Vernissage le 13/02/2009 à partir de 18h30.

Courriers Sud

Arnaud Contreras s’est rendu à Cap Juby, fort perdu entre désert et Atlantique, à la lisière du Sahara Occidental. Dans ses bagages, des ouvrages présentant la correspondance d’Antoine de Saint Exupery, avec sa mère, ses proches.

Nommé chef de station de l’Aéropostale en 1927, l’aviateur y écrivit « Courrier Sud », son premier roman. Une légende affirme que c’est là que naquit le Petit Prince.

Une rencontre forte avec des lieux ventés, des plaines et bâtiments choqués par le sable et l’Océan. Les clichés de Cap Juby, Tarfaya, sont imprégnés de cette mélancolie saharienne, des mythes créés autour de l’auteur et de l’aventure de l’Aéropostale.

En chemin, le photographe eut la chance de croiser ceux qui défendent la mémoire des lieux, menacés par les appétits de la promotion immobilière et de l’abandon.

Photographies en noir et blanc, extraits sonores, montage et citations des lettres de Saint Ex’ se confrontent dans cette exposition pour vous offrir un voyage sensible sur la ligne. Quelle ligne ?

Exposition du 13 février au 13 mars 2009
Institut Français de Casablanca
121, bd Zerktouni
Casablanca Maroc
Entrée libre

Voir une partie de la série Courriers Sud : www.arnaudcontreras.com

Les feux d’Antinea

Thursday, January 15th, 2009

Hommage à Cheikh Samadate, fondateur des Amis du Hoggar et du festival de Tin Hinan, à Abalessa, sud algérien, disparu récemment.

J’ai rencontré Samadate il y a trois ans, quelques jours avant l’ouverture de son festival. Dans le bureau de Moktar Zounga, ancien maire de Tamanrasset, il déployait toute son énergie à convaincre les personnes présentes dans la pièce de contribuer à la réussite de son entreprise.
Quelques jours plus tard nous nous retrouvions au pied du tombeau de Tin Hinan.
À quelques heures de “l’ouverture”, il me bombarde “directeur artistique” du festival. En résumé, il me demande conseil pour savoir où placer les tentes principales, comment les orienter, où les voitures devaient être parquées…

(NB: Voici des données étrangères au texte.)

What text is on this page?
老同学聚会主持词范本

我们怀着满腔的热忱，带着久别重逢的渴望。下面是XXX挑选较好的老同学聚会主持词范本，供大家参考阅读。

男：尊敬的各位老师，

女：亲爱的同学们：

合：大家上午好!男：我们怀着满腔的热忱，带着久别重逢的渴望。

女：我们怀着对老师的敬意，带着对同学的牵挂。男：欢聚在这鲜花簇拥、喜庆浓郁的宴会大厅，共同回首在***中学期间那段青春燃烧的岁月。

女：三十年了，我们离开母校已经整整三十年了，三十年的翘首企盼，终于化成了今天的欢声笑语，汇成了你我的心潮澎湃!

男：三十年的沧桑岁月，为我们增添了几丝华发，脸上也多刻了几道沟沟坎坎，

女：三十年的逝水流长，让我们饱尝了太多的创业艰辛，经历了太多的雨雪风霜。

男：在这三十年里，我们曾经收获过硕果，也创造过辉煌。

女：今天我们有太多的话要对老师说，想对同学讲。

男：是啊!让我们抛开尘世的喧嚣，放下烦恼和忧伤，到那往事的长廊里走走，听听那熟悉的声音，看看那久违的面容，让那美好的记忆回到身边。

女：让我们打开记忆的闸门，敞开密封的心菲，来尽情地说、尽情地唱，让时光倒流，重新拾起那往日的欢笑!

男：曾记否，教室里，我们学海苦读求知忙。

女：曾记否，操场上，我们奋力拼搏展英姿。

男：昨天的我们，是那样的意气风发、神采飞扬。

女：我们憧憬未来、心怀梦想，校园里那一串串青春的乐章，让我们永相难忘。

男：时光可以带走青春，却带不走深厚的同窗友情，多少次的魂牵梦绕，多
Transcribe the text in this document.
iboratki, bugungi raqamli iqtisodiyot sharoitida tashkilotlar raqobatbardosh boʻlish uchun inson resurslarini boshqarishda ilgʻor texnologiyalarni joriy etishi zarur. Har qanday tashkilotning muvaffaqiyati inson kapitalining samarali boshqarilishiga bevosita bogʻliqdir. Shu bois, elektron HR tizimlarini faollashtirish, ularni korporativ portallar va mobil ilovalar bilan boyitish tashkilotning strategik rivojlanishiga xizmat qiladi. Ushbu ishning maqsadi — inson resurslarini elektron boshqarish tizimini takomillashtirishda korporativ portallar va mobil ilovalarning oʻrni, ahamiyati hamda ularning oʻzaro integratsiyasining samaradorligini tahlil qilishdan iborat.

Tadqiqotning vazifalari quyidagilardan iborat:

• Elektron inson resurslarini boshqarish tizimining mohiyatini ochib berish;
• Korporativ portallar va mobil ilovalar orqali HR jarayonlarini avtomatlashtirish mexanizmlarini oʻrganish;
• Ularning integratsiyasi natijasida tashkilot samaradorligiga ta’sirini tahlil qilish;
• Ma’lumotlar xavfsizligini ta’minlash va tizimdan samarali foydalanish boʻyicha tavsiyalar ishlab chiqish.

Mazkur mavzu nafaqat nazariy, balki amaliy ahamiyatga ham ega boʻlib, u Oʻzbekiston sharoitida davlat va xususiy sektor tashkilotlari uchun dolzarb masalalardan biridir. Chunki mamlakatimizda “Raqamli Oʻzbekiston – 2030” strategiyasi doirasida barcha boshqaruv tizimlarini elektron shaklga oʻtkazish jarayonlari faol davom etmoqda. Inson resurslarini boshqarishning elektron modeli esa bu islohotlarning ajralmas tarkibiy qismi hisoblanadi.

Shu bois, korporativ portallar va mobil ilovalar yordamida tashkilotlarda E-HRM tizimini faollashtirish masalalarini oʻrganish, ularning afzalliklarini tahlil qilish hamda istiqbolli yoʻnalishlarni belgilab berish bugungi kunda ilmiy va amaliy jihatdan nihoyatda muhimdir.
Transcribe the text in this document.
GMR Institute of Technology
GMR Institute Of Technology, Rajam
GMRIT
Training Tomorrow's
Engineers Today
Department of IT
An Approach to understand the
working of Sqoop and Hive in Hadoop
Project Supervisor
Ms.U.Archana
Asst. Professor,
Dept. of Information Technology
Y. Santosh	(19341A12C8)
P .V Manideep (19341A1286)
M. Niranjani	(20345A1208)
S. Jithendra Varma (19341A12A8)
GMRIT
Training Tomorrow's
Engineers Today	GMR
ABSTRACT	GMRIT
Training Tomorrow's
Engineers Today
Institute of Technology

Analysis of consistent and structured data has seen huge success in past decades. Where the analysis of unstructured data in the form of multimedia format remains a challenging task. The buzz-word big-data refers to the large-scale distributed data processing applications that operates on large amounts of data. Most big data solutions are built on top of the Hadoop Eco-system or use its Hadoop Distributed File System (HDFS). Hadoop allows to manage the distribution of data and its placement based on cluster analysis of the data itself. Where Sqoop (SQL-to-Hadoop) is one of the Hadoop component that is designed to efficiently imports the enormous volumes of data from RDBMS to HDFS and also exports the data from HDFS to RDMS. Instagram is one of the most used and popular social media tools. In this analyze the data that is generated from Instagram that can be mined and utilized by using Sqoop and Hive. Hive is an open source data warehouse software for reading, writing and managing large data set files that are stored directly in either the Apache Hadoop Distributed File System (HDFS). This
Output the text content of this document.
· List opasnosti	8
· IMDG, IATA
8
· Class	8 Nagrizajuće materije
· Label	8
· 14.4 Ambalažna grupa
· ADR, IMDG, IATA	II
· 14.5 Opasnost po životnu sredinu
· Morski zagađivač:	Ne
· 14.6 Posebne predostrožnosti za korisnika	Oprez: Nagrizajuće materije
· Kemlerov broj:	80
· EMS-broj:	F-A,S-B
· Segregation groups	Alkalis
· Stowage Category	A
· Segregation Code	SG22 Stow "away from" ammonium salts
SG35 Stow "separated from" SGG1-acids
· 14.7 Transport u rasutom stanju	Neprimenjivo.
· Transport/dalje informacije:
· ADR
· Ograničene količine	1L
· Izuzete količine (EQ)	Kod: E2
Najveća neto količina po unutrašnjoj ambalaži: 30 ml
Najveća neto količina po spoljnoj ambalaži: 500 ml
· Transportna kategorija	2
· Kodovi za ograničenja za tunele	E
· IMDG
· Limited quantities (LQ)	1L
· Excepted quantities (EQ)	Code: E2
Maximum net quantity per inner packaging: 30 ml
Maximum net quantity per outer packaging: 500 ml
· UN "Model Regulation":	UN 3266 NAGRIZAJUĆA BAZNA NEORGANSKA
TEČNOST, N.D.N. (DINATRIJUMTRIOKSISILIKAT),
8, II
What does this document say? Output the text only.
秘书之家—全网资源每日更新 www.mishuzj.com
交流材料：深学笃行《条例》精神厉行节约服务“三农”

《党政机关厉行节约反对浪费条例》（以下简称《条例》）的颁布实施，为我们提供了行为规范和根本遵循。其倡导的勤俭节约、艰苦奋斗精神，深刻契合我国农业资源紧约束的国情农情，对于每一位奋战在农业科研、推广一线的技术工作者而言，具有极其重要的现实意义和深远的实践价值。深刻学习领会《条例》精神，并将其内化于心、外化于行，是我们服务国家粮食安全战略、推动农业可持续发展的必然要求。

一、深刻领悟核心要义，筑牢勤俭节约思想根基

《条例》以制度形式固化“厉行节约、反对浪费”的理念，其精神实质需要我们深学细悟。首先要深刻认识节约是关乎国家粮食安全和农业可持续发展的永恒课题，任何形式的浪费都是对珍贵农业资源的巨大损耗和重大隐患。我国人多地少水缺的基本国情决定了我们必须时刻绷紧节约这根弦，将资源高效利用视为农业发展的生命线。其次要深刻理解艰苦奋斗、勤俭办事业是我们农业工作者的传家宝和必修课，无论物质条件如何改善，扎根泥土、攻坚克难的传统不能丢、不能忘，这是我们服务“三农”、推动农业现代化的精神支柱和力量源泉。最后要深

Dans l’euphorie poussiérieuse de ce terrain, je lui glisse entre autre l’idée d’allumer à la nuit tombée des feux autour du tombeau de Tin Hinan. Ses yeux brillent. Rallumer la flamme de la reine, d’Antinea, de la mère originelle des Touaregs. Tout un programme.

Trois heures plus tard, les tentes sont en place, face à la montagne du tombeau. Une partie du public s’installe à l’ombre des tamaris, sur les branches.
Quatre heures plus tard, un ballet incessant de 4×4 provoque un nuage de poussière, de sable, dont émergent les boucliers et épées des troupes de guerriers. Une ambiance cinemascope.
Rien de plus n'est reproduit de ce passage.